Now of course what Noah Rothman is really worried about is that Michelle Obama is going to trans him in his sleep, but to take his outrage seriously for a moment:

(1) Rothman’s whining that taxing inherited wealth is punishing the accumulators of that wealth for their “industry” ignores the fact that, in the New Gilded Age, the large majority of vast fortunes were already inherited in the first place, so the only “industry” involved is winning the aforementioned genetic lottery. The idea that people in America are mega-rich because they worked so hard for their wealth requires ignoring all the evidence, which is the most basic of requirements for being a right wing intellectual.

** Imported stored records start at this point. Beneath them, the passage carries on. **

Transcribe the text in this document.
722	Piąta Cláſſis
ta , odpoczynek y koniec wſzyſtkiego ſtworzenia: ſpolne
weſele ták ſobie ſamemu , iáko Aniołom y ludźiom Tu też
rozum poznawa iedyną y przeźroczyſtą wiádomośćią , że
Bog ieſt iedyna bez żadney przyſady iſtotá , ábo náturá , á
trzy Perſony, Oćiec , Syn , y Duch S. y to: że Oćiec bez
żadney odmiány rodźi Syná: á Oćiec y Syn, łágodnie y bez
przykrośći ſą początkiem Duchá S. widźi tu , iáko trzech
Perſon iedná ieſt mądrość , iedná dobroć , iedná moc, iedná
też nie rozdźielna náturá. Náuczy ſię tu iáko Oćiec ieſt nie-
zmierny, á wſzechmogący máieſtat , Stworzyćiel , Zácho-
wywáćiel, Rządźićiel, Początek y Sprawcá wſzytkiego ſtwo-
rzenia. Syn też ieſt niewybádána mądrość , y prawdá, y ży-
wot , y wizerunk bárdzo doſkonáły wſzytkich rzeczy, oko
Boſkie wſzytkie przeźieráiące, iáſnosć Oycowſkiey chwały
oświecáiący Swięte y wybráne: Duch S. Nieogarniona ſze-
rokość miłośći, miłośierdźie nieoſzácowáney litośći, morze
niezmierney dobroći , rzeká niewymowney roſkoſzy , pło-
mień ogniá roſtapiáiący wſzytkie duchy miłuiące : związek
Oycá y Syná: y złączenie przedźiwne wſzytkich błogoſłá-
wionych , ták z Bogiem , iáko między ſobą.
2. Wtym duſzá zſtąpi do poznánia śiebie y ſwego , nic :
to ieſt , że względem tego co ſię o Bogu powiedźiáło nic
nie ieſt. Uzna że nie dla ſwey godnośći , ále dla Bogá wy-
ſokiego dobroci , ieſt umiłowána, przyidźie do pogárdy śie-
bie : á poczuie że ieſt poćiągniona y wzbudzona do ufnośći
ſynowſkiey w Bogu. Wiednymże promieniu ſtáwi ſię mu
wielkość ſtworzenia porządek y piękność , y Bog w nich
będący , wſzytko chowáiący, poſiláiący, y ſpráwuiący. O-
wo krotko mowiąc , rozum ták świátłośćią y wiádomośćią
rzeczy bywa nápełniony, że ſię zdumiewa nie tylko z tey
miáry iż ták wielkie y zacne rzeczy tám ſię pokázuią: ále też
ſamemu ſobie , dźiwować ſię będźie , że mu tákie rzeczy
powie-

(2) Cries of hypocrisy because the Obamas are themselves very rich (although with a net worth of maybe around $100 million they are still many many multiples short of the fortunes of the true plutocrats) assume that the Obamas don’t way to pay inheritance taxes. I mean I think it’s safe to say that they don’t want to pay inheritance taxes unless similarly situated people are paying inheritance taxes, but that’s called wanting to live in a society of reciprocal obligations, which is another thing that does not compute in right wing intellectual land.

(3) The current inheritance tax exemption is $27 million for married couples, and then 40% of an estate above and beyond that, ignoring for the moment the many devices available to the very rich to defer or avoid altogether inheritance taxes (perpetual trusts and the like). If the Trump inheritance tax exemption is allowed to lapse at the end of next year, when it is scheduled to sunset, the exemption for married couples will fall all the way down to about $15 million, so Connor and Maddie may conceivably have to get some sort of job one day if they want a ski lodge in Davos.

(4) This sort of whinging reminds me of some of the people Lauren Rivera interviewed when she wrote Pedigree: How Elite Students Get Elite Jobs. An informant would tell her “I came from nothing,” and further inquiry would reveal that the person’s parents were both college professors. In a plutocracy that does count as coming form nothing, because what are the chances such a person will ever have a yacht with a helipad, let alone its own IMAX theater?

In other words, the struggle is real.